Australia (via The Age):
Gold sales from Perth Mint, which refines nearly all of the nation’s bullion, have surged after prices plunged, adding to signs that the metal’s slump to a two-year low is spurring increased demand.
“The volume of business that we’re putting through is way in excess of double what we did last week,” Treasurer Nigel Moffatt said, without giving precise figures. “There’s been people running through the gate.”
“There’s been significant sales made as people see this as great value,” Mr Moffatt said. “Gold owners are very reactive to significant market movements.”
The Perth Mint’s sales of gold coins climbed 49 per cent to 97,541 ounces in the three months ended March 31 from a year earlier
China (via China News):
Beijing gold store two hours to sell 20,000 grams of gold bullion trading volume of nearly 200 million
and (via YCWB):
People have to rush to buy gold, … gold bullion out of stock yesterday, investors yesterday to spend as much as 600 million yuan to buy 20 kilograms of gold bars
The mad pursuit gold insufficiency is not just a game for the rich. Yesterday, the Yangcheng Evening News reporter learned from the East flowers to Bay store, many growers, pork traffickers, fishmonger recently put down his job went straight to the mall to buy gold.
Japan (via Reuters):
Some Japanese also harbor fears that the expansionary monetary and fiscal policies dubbed “Abenomics”, coupled with a national debt more than twice as large as annual economic output, could trigger a crisis down the line.
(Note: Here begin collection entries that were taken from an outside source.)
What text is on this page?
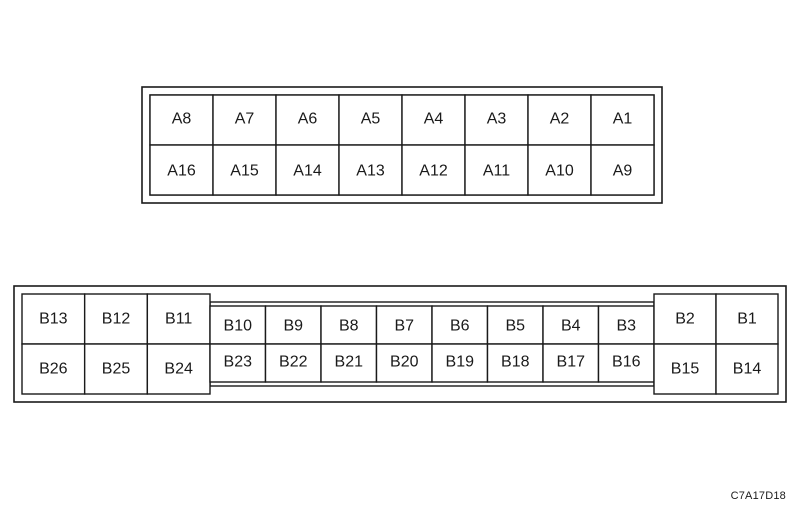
A8	A7	A6	A5	A4	A3	A2	A1
A16 A15 A14 A13 A12 A11 A10 A9
B13 B12 B11
B26 B25 B24
B10 B9 B8 B7 B6 B5 B4 B3
B23 B22 B21 B20 B19 B18 B17 B16
B2	B1
B15 B14
C7A17D18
Skeptics about the radical attempt to reflate the economy — or those simply worried that a slide in the yen that began in anticipation of Abe’s election victory last December will continue unabated — are still buying gold, dealers say.
“Investors in gold are convinced that Japan’s fiscal position will get worse,” said Wakako Harada, general manager of Japan’s top bullion house, Tanaka Kikinzoku Kogyo.
“What I see at our counter is that more people are getting worried about Japan. That’s why we are seeing a lot of buying.”
“In contrast this time, we are seeing interest to buy on dips to take exposures to gold,”
“Investors are using this opportunity to buy gold to diversify beyond bonds, stocks and the yen currency as Japan’s fiscal situation could deteriorate.”
(via The Age):
Japanese individual investors doubled gold purchases yesterday at Tokuriki Honten, the country’s second-largest retailer of the precious metal.